E, como disse em postagem anterior, tento aprender com isso. Às vezes também me vejo no direito de cobrar alguns indivíduos explicações plausíveis para esse fim. Mas é claro que não passaria de bobagem. Eu amadureci. Seria estupidez exigir o mesmo dos outros, já que cada um tem seu tempo de amadurecimento, ainda que para isso seja preciso cair do cavalo umas vinte vezes.
Então, sobre tudo aquilo a que referi-me em textos e poesias, chego a uma conclusão: parece que o mundo parou e eu continuei. Não o mundo em si. O meu mundo. Aquele mundo do qual me despedi.
E embora eu saiba muito bem que a vida continua para todos, a impressão que tenho é que certas pessoas permaneceram num passado longínquo e continuam lá. Se de vez em quando paro para ler esses textos, me vêm uma nostalgia desse tempo e suas sensações, como se eu pudesse ver aqueles rostos novamente. Mas logo passa. E os sentimentos também.
É como se essas pessoas não tivessem existido,  como se eu nunca tivesse ido a certos lugares nem nunca tivesse sentido aquelas dúvidas, tristezas, saudades e paixões. Ah, as paixões! Essas são as mais fáceis de mudar, e logo as que acreditamos que durariam por serem tão intensas. Sinceramente? Ainda bem que não duram. O que seria de nossa evolução interior se mudássemos tudo, menos nossa forma de sentir - ou o objeto de desejo?
E quanto aos que foram mencionados inúmeras vezes por mim em outro tempo? Os amores, os amigos, familiares. Bem...
Quem te viu, amor... quem te viu por meus olhos soube logo de início tua importância para mim , viu que eras perfeito à sua maneira e que teu riso me enchia de meiguisse; viu que todos meus problemas evaporaram repentinamente e tudo era bom, porque te conheci.
Quem me vê... vê que a minha vida não se tornou melhor nem pior, que as ''importâncias'' foram transferidas, que tudo segue seu rumo, e de repente seu riso não tem mais graça, embora a meiguisse nunca tenha me deixado; os velhos problemas foram substituídos mas tudo continua bom, porque conheço pessoas incríveis todos os dias.
Quem te viu, amigo... quem te viu por meus olhos sabe que eras alguém em quem podia confiar meus segredos, alguém que admirava, que torcia para ser feliz.
Quem me vê... vê também que perdi minha admiração, que sua presença se tornou indiferente, e percebo quando me olhas com ressentimento por algo que não fiz.
Quem te viu, família... pelos meus olhos, qualquer um te veria como fortaleza, como sinônimo de segurança e heroísmo; aos meus olhos você estava em um pedestal, um ser infalível,  respeitoso, lutador e modelo de sabedoria.
Quem me vê... não sabe aonde foi parar o conforto que sentia ao estarmos juntos, porque nunca fostes perfeito e comete muitos erros, principalmente o de não ser respeitoso.
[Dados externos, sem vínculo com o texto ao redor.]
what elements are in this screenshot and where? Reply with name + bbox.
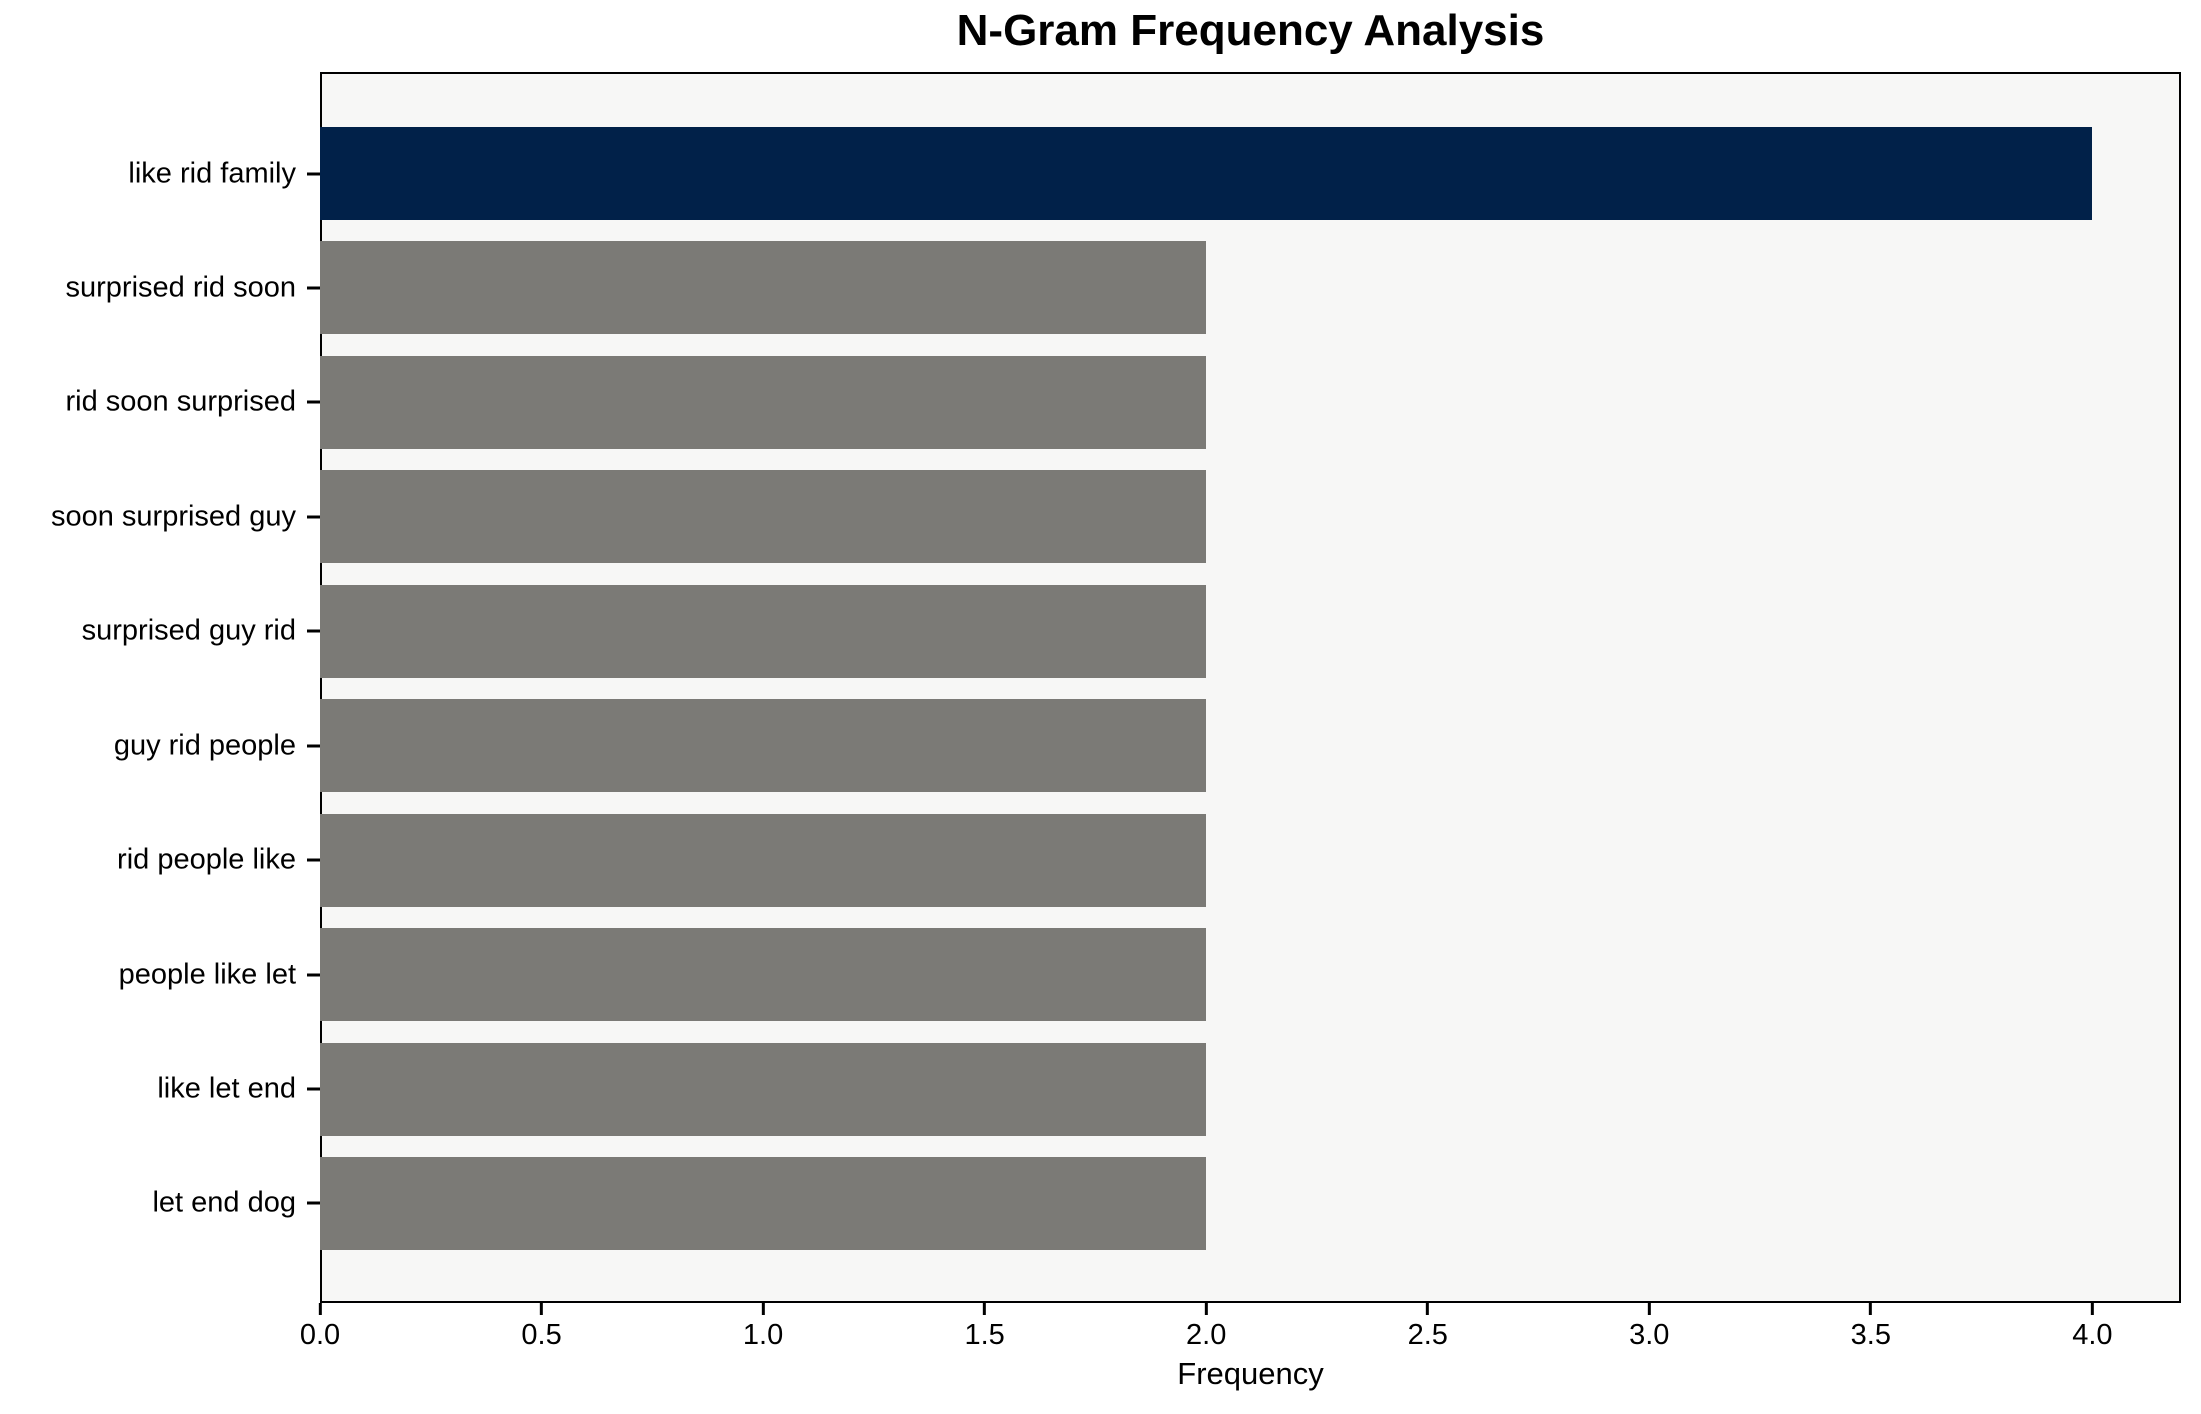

Minha admiração nunca morreu, nem meu amor, mas às vezes me vem o pensamento terrível de que só conseguiria ser quem sou, sem ser reprimida, se você fosse diferente. 


Quem me viu sabe que acreditei e desacreditei incontáveis vezes. Quem me vê sabe que deixo levar e gosto de ser assim.
Quem me vê não reconhece.
E quem me via, não vai mais ver.

Um comentário:

  1. E sempre a música pra nos dizer algo, mesmo que cale. "Nada do que foi será, de novo do jeito que já foi um dia..." ou "Eu nem sei bem com certeza, porque foi que um belo dia, quem brincava de princesa, acostumou com a fantasia"
    E "Hoje o samba saiu,Lararaia, procurando você. Quem te viu, quem te vê, quem não a conhece não pode mais ver pra crer, quem jamais a esquece não pode reconhecer."
    Ainda que sempre em mudança, as vezes nós, ou o mundo, não esqueça que "a vida é a arte do encontro, embora haja tanto desencontro pela vida, ponha um pouco de amor na sua vida, como no seu samba."